The numbers become more and more important. This past weekend, we lost the Patriarch of my moms family. My mother’s eldest brother went on to join the Great Divine after being here for a bit more than 87 years. What I do know is that he went without fear as his devotion to the One was great, and I hope one I too can emulate his strength, knowledge and love. He was the oldest of 11 siblings of which only 4 remain, one being my mother, and I would be lying if the question didn’t come to me for her: how long does she grace my life? Each of these siblings created a dynamic universe that we assumed was normal, but it wasn’t. They did well, had booms, busts, and then slowly each of them came to the One who allowed them peace.

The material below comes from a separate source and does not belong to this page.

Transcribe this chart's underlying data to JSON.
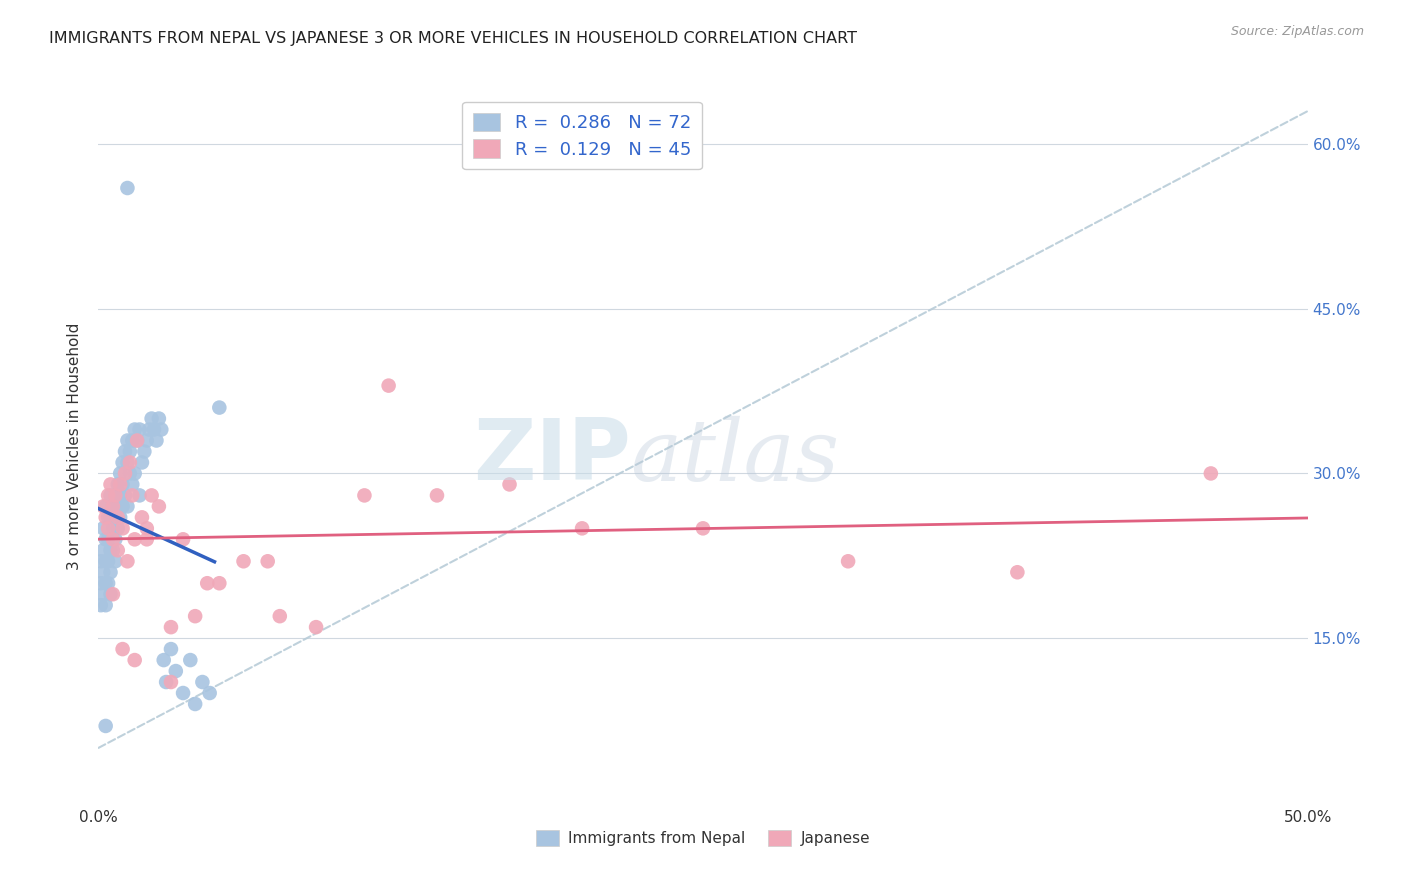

My uncle was amazing in that he made anyone that came into contact with him feel special. He had a way of connecting of the past to the present which felt as if no time had passed when I was around him as a baby. He had a special name for everyone, and for me it Sanjay Shah, a title truly for which I am undeserving unless its ruling over doubt and unworthiness, but in his presence, it all felt doable like it fit

I am glad I got to see him a few months ago in New York, and for once, there is no regret because I experienced him in his calm element. His grace and joy at seeing all of us together, the ultimate gift. This is a man who gave so much of himself in service to others, but yet never asked for anything in return. This is the legacy we get to live, and I am truly grateful I got a chance to spend some time in his light. He will be missed, but I also know he will hanging out with his best friend as well, my father. Makes sense he left the same month as him.